I don’t call her every time I’m depressed or anxious. She hasn’t said much to me about her dad’s health problems.
She was the first person I texted each time I found out I was pregnant–all five times–though. Some people didn’t even find out our second pregnancy until we were pregnant with Eddie and relatively sure he was going to “stick”.
She was my matron of honor in our wedding. During her toast at the reception she got one joke out and then started crying so hard, she couldn’t finish. We didn’t have to talk about it.
We both felt like friend fails when we couldn’t drive the almost three hours to be with the other when she had her first baby (or in my case my second and third as well).
I think about her often though. As I started reading The Attachments by Rainbow Rowell last night, I giggled at the email exchanges that would probably mirror ours if we actually emailed each other. When I shop, I hear her voice in my head saying “try that on even if you don’t think you’ll like it. PUT DOWN THE BLACK. No, navy does not count as ‘a pop of color’. Don’t even look at those jelly shoes.

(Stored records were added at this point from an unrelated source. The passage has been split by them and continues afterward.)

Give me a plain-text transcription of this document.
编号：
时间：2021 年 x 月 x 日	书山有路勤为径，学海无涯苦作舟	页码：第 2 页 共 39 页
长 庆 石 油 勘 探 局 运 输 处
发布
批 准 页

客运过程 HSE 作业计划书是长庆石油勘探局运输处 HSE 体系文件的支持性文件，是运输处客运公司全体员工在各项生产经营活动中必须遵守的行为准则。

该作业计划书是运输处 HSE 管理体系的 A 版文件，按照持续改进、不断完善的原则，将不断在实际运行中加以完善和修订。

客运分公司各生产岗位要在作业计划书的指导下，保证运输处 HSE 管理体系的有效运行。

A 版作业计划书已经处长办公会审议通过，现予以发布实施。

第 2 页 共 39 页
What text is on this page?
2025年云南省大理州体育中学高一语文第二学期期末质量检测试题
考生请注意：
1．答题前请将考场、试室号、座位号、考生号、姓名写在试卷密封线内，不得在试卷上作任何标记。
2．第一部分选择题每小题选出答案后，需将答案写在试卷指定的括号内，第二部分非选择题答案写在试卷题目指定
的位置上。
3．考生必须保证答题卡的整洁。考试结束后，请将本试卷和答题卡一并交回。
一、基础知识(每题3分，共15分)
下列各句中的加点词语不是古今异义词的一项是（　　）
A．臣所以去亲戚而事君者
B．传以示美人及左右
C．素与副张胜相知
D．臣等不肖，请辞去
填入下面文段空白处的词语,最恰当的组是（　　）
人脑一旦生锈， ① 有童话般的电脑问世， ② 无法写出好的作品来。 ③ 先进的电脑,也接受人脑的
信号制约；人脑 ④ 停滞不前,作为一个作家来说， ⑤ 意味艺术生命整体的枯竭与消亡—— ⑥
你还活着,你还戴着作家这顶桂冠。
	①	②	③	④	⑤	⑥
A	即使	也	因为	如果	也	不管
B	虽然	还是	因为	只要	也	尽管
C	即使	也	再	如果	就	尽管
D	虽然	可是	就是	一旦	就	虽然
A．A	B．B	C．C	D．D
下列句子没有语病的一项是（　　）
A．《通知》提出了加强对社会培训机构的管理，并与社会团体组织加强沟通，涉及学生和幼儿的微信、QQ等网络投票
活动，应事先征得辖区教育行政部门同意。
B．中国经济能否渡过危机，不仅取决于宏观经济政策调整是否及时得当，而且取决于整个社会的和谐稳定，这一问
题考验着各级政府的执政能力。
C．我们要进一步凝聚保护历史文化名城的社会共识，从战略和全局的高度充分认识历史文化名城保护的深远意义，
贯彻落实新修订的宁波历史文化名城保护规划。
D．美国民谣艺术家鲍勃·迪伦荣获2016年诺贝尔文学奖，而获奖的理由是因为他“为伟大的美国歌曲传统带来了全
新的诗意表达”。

YOU LOOKED! I’M DONE WITH YOU!” And I can’t watch Home Alone without texting her that “last year I got a sweater with a big bird knitted on it.”
And I’m pretty sure I am not even capable of watching Reality Bites without her.
I wish our afternoon at the splash pad was a routine happening and not something out of the ordinary. I’d wish for her and her husband and son to move back to our little spot in Michigan, but I know they wouldn’t be happy. They love their Big City life and they are perfect for it.
So instead I will wish for ways to see her/them more often. And if that means I have to stay in a nice hotel and get pedicures in the city, so be it.